Google has rolled out a new feature on its search site, which the Internet giant said will provide technical guidelines for error returns normally encountered by searches originating from China.

According to The Associated Press (AP), Chinese users that will encounter unusual error notices will be prompted with a note that would advise them to "try other search terms."

"By prompting people to revise their queries, we hope to reduce these disruptions and improve our user experience from mainland China," a Thursday blog by Google Senior Vice President Alan Eustace explained.

Analysts saw the move, announced last week, as Google's way of becoming more user-friendly with the site's Chinese patrons, which AP said comprised some 16 per cent of the total search market pie in the country, but not necessarily friendlier with the Chinese government.

As of December 2011, more than 500 million users were thought to have logged on the net and Google said that what has been added on its search features were wholly meant to correct "disruptive queries (that have been) over the past couple of years."

The tool's main function, according to Mr Eustace, was to warn users that the terms or characters they were entering during search attempts "may temporarily break your connection to Google."

But the Google intervention, AP said, could again invite the anger of Beijing as it would unveil to the ordinary users in China that certain terms or characters that they normally use in researching information about people or places were under the strict regulatory control of the government.

The censorship employed by China on Web searches within its borders were mostly meant to avoid undue disturbance in the country, analysts said, which despite its relatively liberal economic policies has kept a close lid on crucial social and political functions of Chinese citizens.

Mostly, AP reported, the recent search errors that plagued search queries from within China were attributed to the tweaks imposed on certain terms, specifically on searches that were connected, remotely or closely, to Bo Xilai, the popular Chongqing city chief executive that was sacked and eased out of government service recently.

Media reports, local and international, have indicated that Beijing had implemented damage-control mode on the Bo affair, getting him out of the public following the disclosure that his wife had been implicated in killing a British national.

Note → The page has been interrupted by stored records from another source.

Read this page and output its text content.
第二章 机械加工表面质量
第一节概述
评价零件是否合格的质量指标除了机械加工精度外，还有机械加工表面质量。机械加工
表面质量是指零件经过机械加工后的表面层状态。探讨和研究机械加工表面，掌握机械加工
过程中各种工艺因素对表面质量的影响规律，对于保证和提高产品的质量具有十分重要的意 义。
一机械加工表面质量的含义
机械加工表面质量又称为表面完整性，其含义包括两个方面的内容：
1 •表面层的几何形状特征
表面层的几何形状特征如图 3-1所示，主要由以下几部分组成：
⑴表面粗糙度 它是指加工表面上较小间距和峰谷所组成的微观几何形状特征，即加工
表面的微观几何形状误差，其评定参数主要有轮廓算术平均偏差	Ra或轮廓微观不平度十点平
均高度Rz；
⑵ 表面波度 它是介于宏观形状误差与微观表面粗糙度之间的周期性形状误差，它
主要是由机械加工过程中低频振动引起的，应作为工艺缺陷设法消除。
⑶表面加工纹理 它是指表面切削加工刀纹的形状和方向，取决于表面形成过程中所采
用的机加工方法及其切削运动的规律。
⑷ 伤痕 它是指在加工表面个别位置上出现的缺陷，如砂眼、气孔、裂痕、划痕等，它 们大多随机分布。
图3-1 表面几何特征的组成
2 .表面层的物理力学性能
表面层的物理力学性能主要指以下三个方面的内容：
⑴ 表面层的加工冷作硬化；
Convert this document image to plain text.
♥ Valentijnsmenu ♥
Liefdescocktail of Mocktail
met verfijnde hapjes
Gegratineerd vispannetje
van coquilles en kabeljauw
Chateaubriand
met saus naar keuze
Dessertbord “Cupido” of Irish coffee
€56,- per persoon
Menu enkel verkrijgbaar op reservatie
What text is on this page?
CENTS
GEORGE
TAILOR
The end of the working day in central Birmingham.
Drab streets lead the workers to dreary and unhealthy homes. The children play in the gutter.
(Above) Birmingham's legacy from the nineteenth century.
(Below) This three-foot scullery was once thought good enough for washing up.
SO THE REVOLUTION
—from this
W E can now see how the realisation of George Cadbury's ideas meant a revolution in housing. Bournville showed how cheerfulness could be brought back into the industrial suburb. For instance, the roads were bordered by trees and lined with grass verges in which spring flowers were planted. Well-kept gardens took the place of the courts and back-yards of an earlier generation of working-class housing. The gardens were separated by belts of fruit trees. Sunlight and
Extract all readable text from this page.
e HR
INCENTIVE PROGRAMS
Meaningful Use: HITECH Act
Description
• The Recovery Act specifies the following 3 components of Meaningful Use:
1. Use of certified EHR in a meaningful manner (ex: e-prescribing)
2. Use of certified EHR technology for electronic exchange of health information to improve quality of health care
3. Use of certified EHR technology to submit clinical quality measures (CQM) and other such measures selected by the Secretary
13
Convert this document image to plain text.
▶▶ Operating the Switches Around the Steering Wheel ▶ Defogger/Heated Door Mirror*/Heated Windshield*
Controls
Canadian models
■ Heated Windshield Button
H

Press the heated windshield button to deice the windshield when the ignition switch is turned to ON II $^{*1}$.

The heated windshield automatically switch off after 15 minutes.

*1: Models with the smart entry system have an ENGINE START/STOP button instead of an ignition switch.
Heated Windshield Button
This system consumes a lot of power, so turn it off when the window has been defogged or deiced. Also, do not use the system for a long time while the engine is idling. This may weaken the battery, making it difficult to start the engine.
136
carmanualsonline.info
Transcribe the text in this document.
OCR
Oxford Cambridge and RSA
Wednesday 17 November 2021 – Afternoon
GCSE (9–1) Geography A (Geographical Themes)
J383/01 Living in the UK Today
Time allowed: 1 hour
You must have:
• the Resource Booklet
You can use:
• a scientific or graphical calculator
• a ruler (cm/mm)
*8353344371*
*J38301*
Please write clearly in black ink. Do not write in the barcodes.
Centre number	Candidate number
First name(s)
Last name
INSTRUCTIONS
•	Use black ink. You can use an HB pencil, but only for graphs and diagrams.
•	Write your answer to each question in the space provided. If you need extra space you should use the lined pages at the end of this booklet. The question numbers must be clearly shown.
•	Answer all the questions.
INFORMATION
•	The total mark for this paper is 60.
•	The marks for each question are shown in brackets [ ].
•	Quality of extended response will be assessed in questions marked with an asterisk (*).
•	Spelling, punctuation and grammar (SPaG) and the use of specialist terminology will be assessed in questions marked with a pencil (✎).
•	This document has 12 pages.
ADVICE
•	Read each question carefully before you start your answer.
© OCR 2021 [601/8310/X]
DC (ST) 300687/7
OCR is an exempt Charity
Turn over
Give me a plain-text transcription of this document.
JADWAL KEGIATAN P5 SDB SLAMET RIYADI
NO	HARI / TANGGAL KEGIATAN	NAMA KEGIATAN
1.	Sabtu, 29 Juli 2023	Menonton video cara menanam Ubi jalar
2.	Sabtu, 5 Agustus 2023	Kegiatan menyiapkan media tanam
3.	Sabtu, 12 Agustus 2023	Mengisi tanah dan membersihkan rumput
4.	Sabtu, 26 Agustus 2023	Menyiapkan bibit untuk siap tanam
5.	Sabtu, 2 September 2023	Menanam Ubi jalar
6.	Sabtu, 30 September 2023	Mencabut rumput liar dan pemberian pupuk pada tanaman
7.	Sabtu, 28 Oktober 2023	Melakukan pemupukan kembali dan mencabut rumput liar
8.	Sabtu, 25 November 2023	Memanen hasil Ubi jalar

But the political ramifications aside, observers have raised concerns that Google could be courting another tussle with Beijing after its censorship showdown with the country's political leadership, which saw the American firm pulling out the bulk of its business office from mainland China two years ago.

The latest Google move was announced in the wake of the regulatory approval stamped by Beijing on Google's takeover of Motorola Mobility, clearing the way for Android's, the company's mobile platform, continued deployment in the lucrative Chinese market.

It remains to be seen if Google's latest initiative will again spark a new tussle with China, analysts said.